Posted: Tue, Oct 8, 2024

The Controversy over Lesbian Sadomasochism

Context:

  • 1995 was the peak of the AIDS epidemic: ~50,000 deaths in the U.S. that year.
  • The influence of Carol Gilligan’s In a Different Voice (1982): care-based feminine morality vs. rights-based masculine morality.
  • Bitterness toward the feminist movement: “queers of the queer”
    • Butch/femme, trans people, BDSM, etc. were seen as part of the patriarchy to be smashed (“reproducing” or “internalizing” patriarchy, perpetuating “male violence,” etc.).
  • Move toward respectability politics: lesbian as a subcultural social system that organizes sexuality -> lesbian as a political identity -> lesbian as a desexualized individual trait.
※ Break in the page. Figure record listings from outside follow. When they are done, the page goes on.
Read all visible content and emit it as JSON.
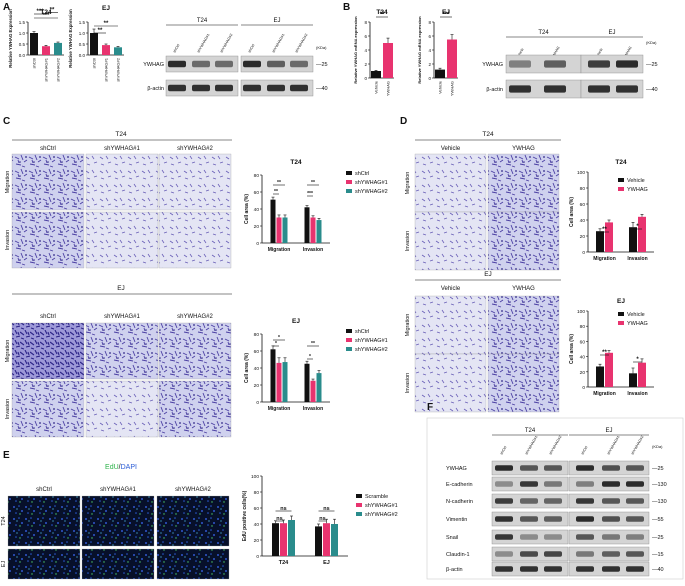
{
  "panels": {
    "A": {
      "letter": "A",
      "chart_t24": {
        "title": "T24",
        "ylabel": "Relative YWHAG Expression"
      },
      "chart_ej": {
        "title": "EJ",
        "ylabel": "Relative YWHAG Expression"
      },
      "blot": {
        "groups": [
          "T24",
          "EJ"
        ],
        "lanes": [
          "shCtrl",
          "shYWHAG#1",
          "shYWHAG#2",
          "shCtrl",
          "shYWHAG#1",
          "shYWHAG#2"
        ],
        "rows": [
          "YWHAG",
          "β-actin"
        ],
        "kda_unit": "(KDa)",
        "markers": [
          "25",
          "40"
        ]
      }
    },
    "B": {
      "letter": "B",
      "chart_t24": {
        "title": "T24",
        "ylabel": "Relative YWHAG mRNA expression"
      },
      "chart_ej": {
        "title": "EJ",
        "ylabel": "Relative YWHAG mRNA expression"
      },
      "blot": {
        "groups": [
          "T24",
          "EJ"
        ],
        "lanes": [
          "Vehicle",
          "YWHAG",
          "Vehicle",
          "YWHAG"
        ],
        "rows": [
          "YWHAG",
          "β-actin"
        ],
        "kda_unit": "(KDa)",
        "markers": [
          "25",
          "40"
        ]
      }
    },
    "C": {
      "letter": "C",
      "t24_title": "T24",
      "ej_title": "EJ",
      "cols": [
        "shCtrl",
        "shYWHAG#1",
        "shYWHAG#2"
      ],
      "rows": [
        "Migration",
        "Invasion"
      ]
    },
    "D": {
      "letter": "D",
      "t24_title": "T24",
      "ej_title": "EJ",
      "cols": [
        "Vehicle",
        "YWHAG"
      ],
      "rows": [
        "Migration",
        "Invasion"
      ]
    },
    "E": {
      "letter": "E",
      "stain_edu": "EdU",
      "stain_sep": "/",
      "stain_dapi": "DAPI",
      "cols": [
        "shCtrl",
        "shYWHAG#1",
        "shYWHAG#2"
      ],
      "rows": [
        "T24",
        "EJ"
      ]
    },
    "F": {
      "letter": "F",
      "groups": [
        "T24",
        "EJ"
      ],
      "lanes": [
        "shCtrl",
        "shYWHAG#1",
        "shYWHAG#2",
        "shCtrl",
        "shYWHAG#1",
        "shYWHAG#2"
      ],
      "rows": [
        "YWHAG",
        "E-cadherin",
        "N-cadherin",
        "Vimentin",
        "Snail",
        "Claudin-1",
        "β-actin"
      ],
      "kda_unit": "(KDa)",
      "markers": [
        "25",
        "130",
        "130",
        "55",
        "25",
        "15",
        "40"
      ]
    }
  },
  "colors": {
    "black": "#111111",
    "pink": "#e8336f",
    "teal": "#2a8c8c",
    "edu": "#2db34a",
    "dapi": "#2a5bd6",
    "stain": "#5a4fb0"
  },
  "chart_data": [
    {
      "id": "A_T24",
      "type": "bar",
      "title": "T24",
      "ylabel": "Relative YWHAG Expression",
      "categories": [
        "shCtrl",
        "shYWHAG#1",
        "shYWHAG#2"
      ],
      "values": [
        1.0,
        0.4,
        0.55
      ],
      "errors": [
        0.06,
        0.04,
        0.04
      ],
      "ylim": [
        0,
        1.5
      ],
      "yticks": [
        "0.0",
        "0.5",
        "1.0",
        "1.5"
      ],
      "significance": [
        "***",
        "***",
        "**"
      ]
    },
    {
      "id": "A_EJ",
      "type": "bar",
      "title": "EJ",
      "ylabel": "Relative YWHAG Expression",
      "categories": [
        "shCtrl",
        "shYWHAG#1",
        "shYWHAG#2"
      ],
      "values": [
        1.0,
        0.45,
        0.35
      ],
      "errors": [
        0.18,
        0.05,
        0.04
      ],
      "ylim": [
        0,
        1.5
      ],
      "yticks": [
        "0.0",
        "0.5",
        "1.0",
        "1.5"
      ],
      "significance": [
        "**",
        "**"
      ]
    },
    {
      "id": "B_T24",
      "type": "bar",
      "title": "T24",
      "ylabel": "Relative YWHAG mRNA expression",
      "categories": [
        "Vehicle",
        "YWHAG"
      ],
      "values": [
        1.0,
        5.0
      ],
      "errors": [
        0.1,
        0.7
      ],
      "ylim": [
        0,
        8
      ],
      "yticks": [
        "0",
        "2",
        "4",
        "6",
        "8"
      ],
      "significance": [
        "**"
      ]
    },
    {
      "id": "B_EJ",
      "type": "bar",
      "title": "EJ",
      "ylabel": "Relative YWHAG mRNA expression",
      "categories": [
        "Vehicle",
        "YWHAG"
      ],
      "values": [
        1.2,
        5.5
      ],
      "errors": [
        0.2,
        0.7
      ],
      "ylim": [
        0,
        8
      ],
      "yticks": [
        "0",
        "2",
        "4",
        "6",
        "8"
      ],
      "significance": [
        "***"
      ]
    },
    {
      "id": "C_T24",
      "type": "bar",
      "title": "T24",
      "ylabel": "Cell area (%)",
      "categories": [
        "Migration",
        "Invasion"
      ],
      "series": [
        {
          "name": "shCtrl",
          "values": [
            51,
            42
          ],
          "errors": [
            3,
            2
          ]
        },
        {
          "name": "shYWHAG#1",
          "values": [
            30,
            30
          ],
          "errors": [
            3,
            2
          ]
        },
        {
          "name": "shYWHAG#2",
          "values": [
            30,
            27
          ],
          "errors": [
            3,
            2
          ]
        }
      ],
      "ylim": [
        0,
        80
      ],
      "yticks": [
        "0",
        "20",
        "40",
        "60",
        "80"
      ],
      "significance": [
        "**",
        "**",
        "***",
        "**"
      ]
    },
    {
      "id": "C_EJ",
      "type": "bar",
      "title": "EJ",
      "ylabel": "Cell area (%)",
      "categories": [
        "Migration",
        "Invasion"
      ],
      "series": [
        {
          "name": "shCtrl",
          "values": [
            62,
            45
          ],
          "errors": [
            4,
            3
          ]
        },
        {
          "name": "shYWHAG#1",
          "values": [
            46,
            25
          ],
          "errors": [
            6,
            2
          ]
        },
        {
          "name": "shYWHAG#2",
          "values": [
            47,
            34
          ],
          "errors": [
            5,
            3
          ]
        }
      ],
      "ylim": [
        0,
        80
      ],
      "yticks": [
        "0",
        "20",
        "40",
        "60",
        "80"
      ],
      "significance": [
        "*",
        "*",
        "*",
        "**"
      ]
    },
    {
      "id": "D_T24",
      "type": "bar",
      "title": "T24",
      "ylabel": "Cell area (%)",
      "categories": [
        "Migration",
        "Invasion"
      ],
      "series": [
        {
          "name": "Vehicle",
          "values": [
            26,
            31
          ],
          "errors": [
            3,
            6
          ]
        },
        {
          "name": "YWHAG",
          "values": [
            37,
            44
          ],
          "errors": [
            3,
            3
          ]
        }
      ],
      "ylim": [
        0,
        100
      ],
      "yticks": [
        "0",
        "20",
        "40",
        "60",
        "80",
        "100"
      ],
      "significance": [
        "**",
        "*"
      ]
    },
    {
      "id": "D_EJ",
      "type": "bar",
      "title": "EJ",
      "ylabel": "Cell area (%)",
      "categories": [
        "Migration",
        "Invasion"
      ],
      "series": [
        {
          "name": "Vehicle",
          "values": [
            27,
            18
          ],
          "errors": [
            3,
            7
          ]
        },
        {
          "name": "YWHAG",
          "values": [
            45,
            32
          ],
          "errors": [
            3,
            5
          ]
        }
      ],
      "ylim": [
        0,
        100
      ],
      "yticks": [
        "0",
        "20",
        "40",
        "60",
        "80",
        "100"
      ],
      "significance": [
        "**",
        "*"
      ]
    },
    {
      "id": "E",
      "type": "bar",
      "title": "",
      "ylabel": "EdU positive cells(%)",
      "categories": [
        "T24",
        "EJ"
      ],
      "series": [
        {
          "name": "Scramble",
          "values": [
            41,
            37
          ],
          "errors": [
            3,
            3
          ]
        },
        {
          "name": "shYWHAG#1",
          "values": [
            41,
            41
          ],
          "errors": [
            4,
            5
          ]
        },
        {
          "name": "shYWHAG#2",
          "values": [
            45,
            40
          ],
          "errors": [
            5,
            6
          ]
        }
      ],
      "ylim": [
        0,
        100
      ],
      "yticks": [
        "0",
        "20",
        "40",
        "60",
        "80",
        "100"
      ],
      "significance": [
        "ns",
        "ns",
        "ns",
        "ns"
      ]
    }
  ]
}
The irony: the “sexual revolution” aimed to transform our relationships and our sexualities, but then when somebody actually did it people got really upset.

Contemporary influences:

  • The focus on pleasure and agency.
  • The language we use to describe sexual desires (e.g., top/vers/bottom vs. dominant/switch/submissive vs. masculine/feminine).
  • Models of sexual consent (Anderson).

Historically: lack of utmost resistance = consent.

Two contemporary proposals:

  • “No means no”: utterance of “no” = non-consent
    • This presumes consent unless and until “no” is uttered.
  • “Yes means yes”: utterance of “yes” = consent
    • This presumes non-consent unless and until “yes” is uttered.

Problems for both models:

  • If nonverbal communication does not count:
    • The No Model: physical paralysis, dissociation, etc.
    • The Yes Model: bodily communication.
  • If nonverbal communication does count:
    • The No Model: falls back to the use of physical resistance as non-consent -> still subject to physical paralysis, dissociation, etc.
    • The Yes Model: men systematically misinterpret clothing, drinking, eye contact, causal touch, flirting, hugging, kissing, petting, etc. as consent.
  • The ambiguity of what is being consented to: kissing and petting can be separate and independent sexual acts on their own without having to lead to penetration.
  • To give consent is to give permission to be acted upon: this puts women in a passive position for men to act on.

Anderson’s alternative:

  • Negotiation: “an active consultation with someone else to come to a mutual agreement”
  • The Negotiation Model requires “meaningful consultation” between the parties prior to the sex in order to arrive at a mutual agreement.
  • Negotiation -> agreement -> sex (+ use of safe words).
  • Nonverbal negotiation only workable within long-term relationships.